• Having a messed up sleeping pattern is not cute at all. Someone please tire my fingers out by typing and ask me questions so I can finally hit the sack. Or you can share anything, I don't mind checking it out.


  • @writtenbyviolet A story for you, to help pass time. One found, and shared with me by a friend. Hope you will enjoy. In this case, perhaps, a bedtime story.

    Two Grains of Sand

    alt text

    IT HAPPENED THAT a great and hot desert wind sprang up from the west. The very skies were blackened with sand. The face of the sun was hidden from the world. A young traveler was making his way over the desert, and he knew not where to go and which way to turn. The sandstorm was so strong he could not even see the ears of his horse.

    He thought, "My only hope is to go with the direction of the wind. If I stop, the poisonous wind will burn my lungs, and my body will be covered by sand. If I go in any other direction I will surely lose my way and die."

    So he covered his face with his headcloth and went with the direction of the wind. In time, his horse found a tower. "At last!" he thought, much relieved. "Here is shelter from the evil wind!" So he and his horse entered the cool, dark shelter of the tower.

    As he was brushing the sand from his eyes and hair, he heard a voice. It said, "Are you human, or are you Genie? Or are you an evil spirit of the wind?"

    The man, whose name was Ali, replied: "I am human, what are you?"

    Then, before his eyes there arose a young woman, and her glance pierced the heart of Ali. She said, "I also am human, but I am lost in this storm. I was blown by the wind, and I don't know where to go for fear of the poison-wind and the dread wind spirits flying in the sky."

    Ali said to the young woman, "Here we have shelter until the poison-wind dies down. But tell me, what is your name?"

    The young woman answered, "As to my name, I shall tell you nothing concerning it. As for you, I must not talk or have conversation with you, since I am a maiden and you are a man."

    Ali greatly desired to learn the girl's name and to talk with her. He led her to the door of the tower and pointed to the howling clouds. He said, "The whole of the air is full of sand, and there is no space in which there is not a particle of sand!"

    The maiden said, "Yes, it is indeed so."

    Then Ali asked, "Does one grain of sand fear another grain of sand and avoid contact with it? Rather, the grains of sand have no fear from one another as they are blown about by the wind. You and I are but grains of sand blown together by the wind. We cannot fear one another nor can we avoid one another, for this is our fate."

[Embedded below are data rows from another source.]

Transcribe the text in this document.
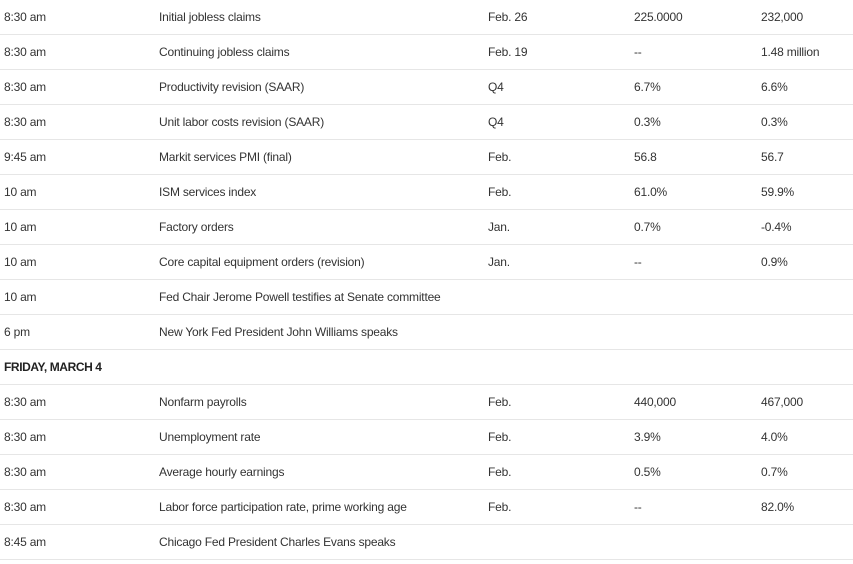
8:30 am	Initial jobless claims	Feb. 26	225.0000	232,000
8:30 am	Continuing jobless claims	Feb. 19	--	1.48 million
8:30 am	Productivity revision (SAAR)	Q4	6.7%	6.6%
8:30 am	Unit labor costs revision (SAAR)	Q4	0.3%	0.3%
9:45 am	Markit services PMI (final)	Feb.	56.8	56.7
10 am	ISM services index	Feb.	61.0%	59.9%
10 am	Factory orders	Jan.	0.7%	-0.4%
10 am	Core capital equipment orders (revision)	Jan.	--	0.9%
10 am	Fed Chair Jerome Powell testifies at Senate committee
6 pm	New York Fed President John Williams speaks
FRIDAY, MARCH 4
8:30 am	Nonfarm payrolls	Feb.	440,000	467,000
8:30 am	Unemployment rate	Feb.	3.9%	4.0%
8:30 am	Average hourly earnings	Feb.	0.5%	0.7%
8:30 am	Labor force participation rate, prime working age	Feb.	--	82.0%
8:45 am	Chicago Fed President Charles Evans speaks
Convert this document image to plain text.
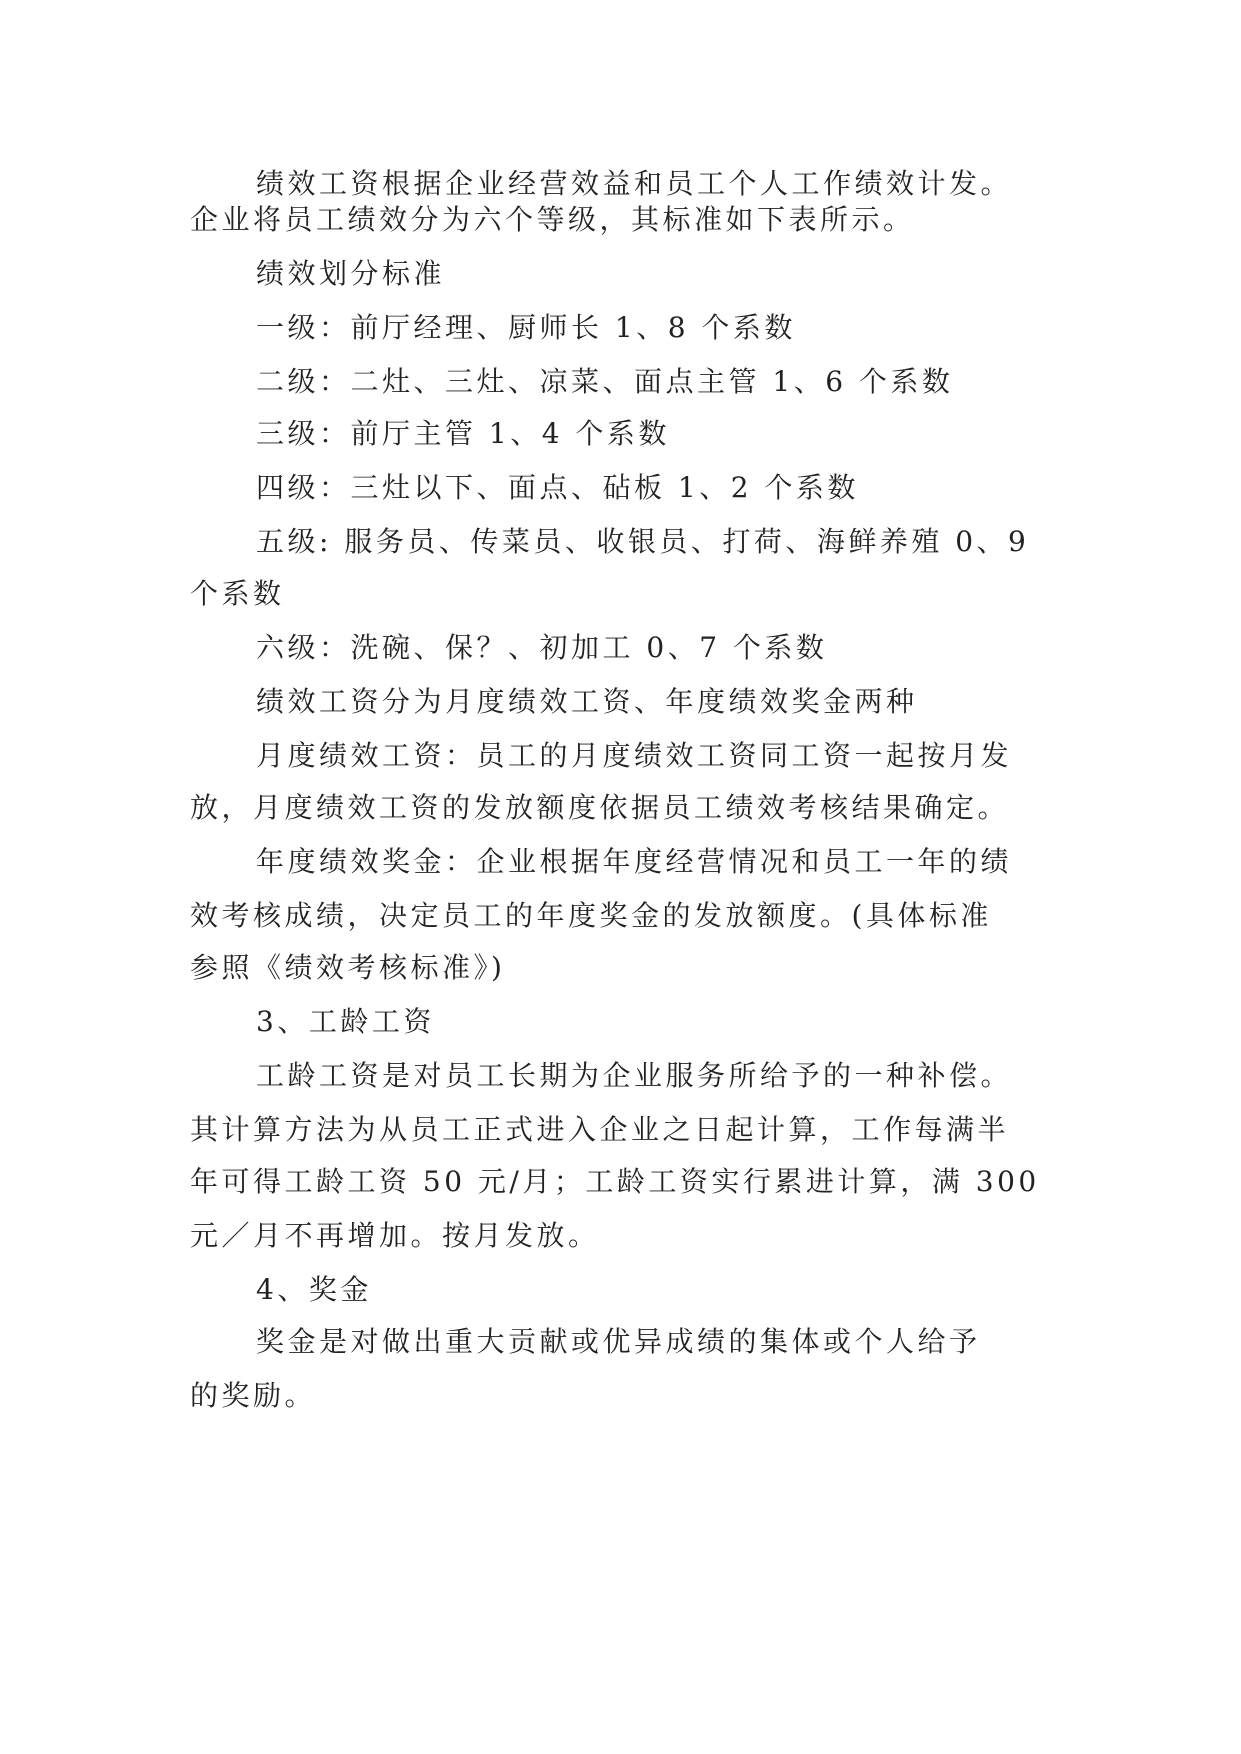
绩效工资根据企业经营效益和员工个人工作绩效计发。
企业将员工绩效分为六个等级，其标准如下表所示。
绩效划分标准
一级：前厅经理、厨师长 1、8 个系数
二级：二灶、三灶、凉菜、面点主管 1、6 个系数
三级：前厅主管 1、4 个系数
四级：三灶以下、面点、砧板 1、2 个系数
五级: 服务员、传菜员、收银员、打荷、海鲜养殖 0、9
个系数
六级：洗碗、保？、初加工 0、7 个系数
绩效工资分为月度绩效工资、年度绩效奖金两种
月度绩效工资：员工的月度绩效工资同工资一起按月发
放，月度绩效工资的发放额度依据员工绩效考核结果确定。
年度绩效奖金：企业根据年度经营情况和员工一年的绩
效考核成绩，决定员工的年度奖金的发放额度。(具体标准
参照《绩效考核标准》)
3、工龄工资
工龄工资是对员工长期为企业服务所给予的一种补偿。
其计算方法为从员工正式进入企业之日起计算，工作每满半
年可得工龄工资 50 元/月；工龄工资实行累进计算，满 300
元／月不再增加。按月发放。
4、奖金
奖金是对做出重大贡献或优异成绩的集体或个人给予
的奖励。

    The young woman saw that Ali spoke the truth. She said, "My name is Salma, and I am daughter to Hussein."

    Ali and Salma spent the day in wholehearted conversation, while the storm blew with the greatest of furies. The hours passed by quickly, and it came about that Salma fell in love. They fell asleep, and when Ali awoke, the world was dark and Salma was gone. He rushed to the door of the tower, and saw that the wind was still and that the storm had passed. When he tried to follow Salma's tracks in the sand, they were soon lost under fresh-blown sand.

    Ali grieved, though he was not willing to weep. He worried, "She is a daughter of the Arabs, but the Arabs are as numerous as the grains of sand in the desert. Where, then, shall I find Salma, daughter of Hussein, amongst these millions? She did not tell me where she lived. Two grains of sand may come together in a storm, but now they are parted. What shall bring them back together?"

    Ali wandered throughout the land, questing and searching for the young woman Salma. Such was his grief at her loss, that he did not even stop to comb his hair or cut his beard. He asked in every town and village, "Does Hussein live here and has he a daughter Salma?" Yet none answered him and his men thought him mad, for they thought, "There are hundreds upon hundreds of men named Hussein and hundreds upon hundreds of maidens named Salma. What can we know concerning the maiden he seeks?"

    Ali wandered from town to town and from tribe to tribe. He could do no work nor engage in any occupation, since he could think only of his lost love.

    One day, as he wandered thin and weary, on his horse which had also become lean and hungry, the rain came to the world, and a river rose and burst over its banks. Ali and his horse came near to drowning in the floods. Seeing a mound in the distance, he swam and plunged through the mud with his horse until he reached it. He fell forward with his lungs near filled with water and his stomach faint from lack of food. He was near to death by the mound, but a young woman plunged into the water and saved him and his horse. Imagine Ali's amazement to realize that the maiden who had saved him was none other than Salma!

    She looked into Ali's face. She smiled and said, "When two grains of sand are blown together by the wind, the wind will blow them apart. But when two grains of sand find one another again, they stay together forever after, nor do they ever part."


  • hi are you there?


  • @triedmanyname greetings stranger! and yep, i'm here.